Por Diego Fischerman
Una afirmación puede leerse como una respuesta a una pregunta no formulada o, por lo menos, a un problema que se da por supuesto. Un título, en la tapa del número de este mes de la revista de música clásica de más circulación del mundo, que, sobreimpreso a la foto de tres personas, indica “Los grandes compositores de hoy” y bajo el cual puede leerse, en una tipografía un poco más pequeña, “cómo hacen a la música contemporánea querible nuevamente”, plantea, al mismo tiempo que una solución –éstos son los salvadores– un asunto previo –la música contemporánea debía ser salvada–. Elegir tres nombres –y tres imágenes, desde ya– para acompañar tamaña declaración puede ser cualquier cosa menos una operación inocente. Y, sobre todo, cuando entre ellos claramente está ausente cualquiera que pudiera identificarse con lo que durante toda la segunda mitad del siglo XX fue el pensamiento dominante en la materia. Entre esos tres no hay nadie que haya tenido que ver con los cenáculos franceses, alemanes o italianos de la vanguardia.

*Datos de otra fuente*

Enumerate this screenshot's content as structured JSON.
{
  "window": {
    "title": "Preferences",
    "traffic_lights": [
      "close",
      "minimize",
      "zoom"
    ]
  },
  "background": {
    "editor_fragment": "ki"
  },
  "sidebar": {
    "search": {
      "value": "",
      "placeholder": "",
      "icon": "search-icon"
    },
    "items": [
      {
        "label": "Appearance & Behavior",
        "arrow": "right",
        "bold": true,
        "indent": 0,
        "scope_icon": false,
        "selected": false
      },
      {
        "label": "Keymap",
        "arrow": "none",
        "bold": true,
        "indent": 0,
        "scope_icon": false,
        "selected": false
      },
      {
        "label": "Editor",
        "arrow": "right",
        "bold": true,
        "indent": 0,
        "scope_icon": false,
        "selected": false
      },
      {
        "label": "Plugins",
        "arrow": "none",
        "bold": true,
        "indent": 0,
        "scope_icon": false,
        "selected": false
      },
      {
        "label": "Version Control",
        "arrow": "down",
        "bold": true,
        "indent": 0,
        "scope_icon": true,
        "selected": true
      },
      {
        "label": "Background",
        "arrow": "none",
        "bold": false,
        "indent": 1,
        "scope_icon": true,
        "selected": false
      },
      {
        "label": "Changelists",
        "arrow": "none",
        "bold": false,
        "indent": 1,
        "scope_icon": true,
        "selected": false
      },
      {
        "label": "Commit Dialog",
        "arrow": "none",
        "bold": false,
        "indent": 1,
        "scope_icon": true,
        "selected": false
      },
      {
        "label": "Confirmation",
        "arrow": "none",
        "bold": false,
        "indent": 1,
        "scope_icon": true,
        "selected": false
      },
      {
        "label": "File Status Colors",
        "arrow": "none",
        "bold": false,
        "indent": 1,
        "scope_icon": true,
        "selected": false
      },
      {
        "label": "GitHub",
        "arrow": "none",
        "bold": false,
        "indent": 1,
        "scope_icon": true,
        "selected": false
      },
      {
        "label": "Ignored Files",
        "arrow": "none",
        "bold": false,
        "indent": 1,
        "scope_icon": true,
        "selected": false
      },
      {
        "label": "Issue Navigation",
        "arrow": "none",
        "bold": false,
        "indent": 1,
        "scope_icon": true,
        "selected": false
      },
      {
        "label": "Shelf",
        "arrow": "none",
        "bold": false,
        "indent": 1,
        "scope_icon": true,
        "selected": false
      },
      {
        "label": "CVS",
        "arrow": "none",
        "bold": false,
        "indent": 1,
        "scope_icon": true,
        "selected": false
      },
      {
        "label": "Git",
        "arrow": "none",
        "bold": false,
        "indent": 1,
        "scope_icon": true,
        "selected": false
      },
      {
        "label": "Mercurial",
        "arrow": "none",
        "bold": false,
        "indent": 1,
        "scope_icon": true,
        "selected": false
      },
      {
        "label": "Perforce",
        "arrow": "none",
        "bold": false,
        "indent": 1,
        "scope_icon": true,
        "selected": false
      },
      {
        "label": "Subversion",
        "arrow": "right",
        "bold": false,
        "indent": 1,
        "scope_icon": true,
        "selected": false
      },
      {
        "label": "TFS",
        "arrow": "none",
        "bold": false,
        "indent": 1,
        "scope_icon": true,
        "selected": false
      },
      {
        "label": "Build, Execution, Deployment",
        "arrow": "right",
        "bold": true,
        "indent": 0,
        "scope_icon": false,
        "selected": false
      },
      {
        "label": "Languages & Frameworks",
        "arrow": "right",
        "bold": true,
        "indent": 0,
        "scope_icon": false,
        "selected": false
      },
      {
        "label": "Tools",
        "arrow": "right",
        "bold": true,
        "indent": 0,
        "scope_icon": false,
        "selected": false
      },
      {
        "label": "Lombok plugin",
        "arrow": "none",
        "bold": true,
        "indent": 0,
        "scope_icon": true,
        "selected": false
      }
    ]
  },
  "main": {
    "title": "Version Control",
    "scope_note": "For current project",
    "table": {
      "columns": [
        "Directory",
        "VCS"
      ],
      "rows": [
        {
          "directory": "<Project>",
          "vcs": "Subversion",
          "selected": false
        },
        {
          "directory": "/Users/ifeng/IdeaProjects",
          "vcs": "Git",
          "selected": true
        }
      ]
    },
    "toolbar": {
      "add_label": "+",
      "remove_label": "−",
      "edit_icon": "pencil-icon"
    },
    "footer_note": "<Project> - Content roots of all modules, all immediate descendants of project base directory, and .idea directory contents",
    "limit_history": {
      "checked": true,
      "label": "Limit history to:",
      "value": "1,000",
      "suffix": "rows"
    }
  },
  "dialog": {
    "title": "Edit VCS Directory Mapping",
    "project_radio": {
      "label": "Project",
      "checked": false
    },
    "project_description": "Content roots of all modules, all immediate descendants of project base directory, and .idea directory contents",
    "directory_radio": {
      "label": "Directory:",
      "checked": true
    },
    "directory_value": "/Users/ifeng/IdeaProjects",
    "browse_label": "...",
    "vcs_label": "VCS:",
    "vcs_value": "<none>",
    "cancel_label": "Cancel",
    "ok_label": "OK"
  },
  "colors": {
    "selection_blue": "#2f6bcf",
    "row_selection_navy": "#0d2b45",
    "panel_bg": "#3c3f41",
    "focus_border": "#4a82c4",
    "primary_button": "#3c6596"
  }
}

No está ni el decano Pierre Boulez, ni aquellos que desde las barricadas de la complejidad resistieron los embates del posmodernismo, como Helmut Lachenmann o Brian Ferneyhough. Tampoco están un fundador del teatro musical como Mauricio Kagel o latinoamericanos modernistas, como el mexicano Julio Estrada o el argentino Gerardo Gandini. Es más, los tres compositores de la tapa trabajan en los Estados Unidos: de izquierda a derecha –no en sentido ideológico, aunque podría ser–, son Steve Reich, Osvaldo Golijov (a quien no se considera argentino sino “un estadounidense descendiente de judíos que pasó su infancia en la Argentina”) y John Adams.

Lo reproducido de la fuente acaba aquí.